Note on unique coverage. Some configurations exhibit very low unique coverage values. This often occurs in fsQCA when multiple configurations cover largely overlapping sets of cases. Although these pathways reflect genuine empirical patterns, their unique explanatory contribution is limited. Accordingly, conclusions regarding these pathways should be drawn cautiously.
- (3)
Further Analysis.
A comprehensive analysis of the high and non-high configuration groups reveals that the digital transformation of resource-based cities exhibits significant causal asymmetry.
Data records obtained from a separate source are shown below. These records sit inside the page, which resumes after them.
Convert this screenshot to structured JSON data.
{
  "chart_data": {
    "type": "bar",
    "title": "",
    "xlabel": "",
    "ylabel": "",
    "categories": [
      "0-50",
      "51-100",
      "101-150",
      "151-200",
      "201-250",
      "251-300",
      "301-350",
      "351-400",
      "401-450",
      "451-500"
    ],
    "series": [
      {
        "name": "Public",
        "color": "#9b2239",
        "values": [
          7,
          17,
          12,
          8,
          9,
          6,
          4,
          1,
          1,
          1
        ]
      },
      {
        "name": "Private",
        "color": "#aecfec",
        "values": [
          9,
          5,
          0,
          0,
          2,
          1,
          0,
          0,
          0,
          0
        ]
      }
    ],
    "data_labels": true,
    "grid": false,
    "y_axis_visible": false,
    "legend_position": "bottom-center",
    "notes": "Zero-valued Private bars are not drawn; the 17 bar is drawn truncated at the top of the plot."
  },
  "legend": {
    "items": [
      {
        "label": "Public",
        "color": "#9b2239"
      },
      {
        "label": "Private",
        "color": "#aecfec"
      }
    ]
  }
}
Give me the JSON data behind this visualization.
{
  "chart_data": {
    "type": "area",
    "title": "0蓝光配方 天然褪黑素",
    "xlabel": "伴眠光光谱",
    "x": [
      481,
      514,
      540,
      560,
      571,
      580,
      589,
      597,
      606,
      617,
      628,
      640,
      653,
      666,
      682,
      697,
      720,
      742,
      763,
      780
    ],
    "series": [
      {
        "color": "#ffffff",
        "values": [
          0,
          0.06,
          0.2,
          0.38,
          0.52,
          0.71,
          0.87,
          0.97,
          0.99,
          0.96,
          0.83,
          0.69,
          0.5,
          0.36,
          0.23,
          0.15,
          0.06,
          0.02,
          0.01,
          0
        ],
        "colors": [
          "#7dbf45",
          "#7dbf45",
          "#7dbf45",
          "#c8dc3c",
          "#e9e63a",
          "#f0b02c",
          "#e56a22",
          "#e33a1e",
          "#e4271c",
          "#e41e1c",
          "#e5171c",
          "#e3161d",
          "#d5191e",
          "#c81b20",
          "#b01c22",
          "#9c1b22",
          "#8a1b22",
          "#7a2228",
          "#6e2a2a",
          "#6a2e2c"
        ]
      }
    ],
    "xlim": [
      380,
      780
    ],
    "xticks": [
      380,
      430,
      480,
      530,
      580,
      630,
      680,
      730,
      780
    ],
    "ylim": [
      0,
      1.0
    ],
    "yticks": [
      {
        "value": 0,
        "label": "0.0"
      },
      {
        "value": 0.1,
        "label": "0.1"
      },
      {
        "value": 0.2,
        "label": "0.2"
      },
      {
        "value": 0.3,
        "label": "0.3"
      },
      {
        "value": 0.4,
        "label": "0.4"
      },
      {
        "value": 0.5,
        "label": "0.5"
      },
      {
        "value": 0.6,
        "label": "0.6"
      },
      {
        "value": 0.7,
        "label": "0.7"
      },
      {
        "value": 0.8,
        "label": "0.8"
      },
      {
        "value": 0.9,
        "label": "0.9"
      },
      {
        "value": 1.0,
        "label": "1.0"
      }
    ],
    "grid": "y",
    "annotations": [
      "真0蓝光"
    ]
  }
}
Firstly, technological conditions (digital infrastructure and digital technology innovation) are generally present as core conditions in high digital transformation pathways, whilst they are generally absent as core conditions in non-high digital transformation pathways. This indicates that technological conditions form a crucial foundation for transformation, and their absence is difficult to compensate for through other conditions. Secondly, environmental conditions (pressure from higher-level governments and public demand) act as catalysts in certain configurations of the high-digital-transformation pathway, whilst being almost entirely absent in the non-high-digital-transformation pathway. This suggests that external pressure is a key driver of transformation, but its effectiveness requires a certain level of technological foundation. Finally, organisational conditions (financial resources and human capital) exhibit characteristics of flexible combinations and mutual substitution in high-digital-transformation pathways, which can be categorised into three combination patterns: limited financial resources, limited human resources, and ample financial and human resources; whereas in non-high-digital-transformation pathways, their presence or absence is not a decisive factor, further revealing the diversity of organisational resource allocation methods.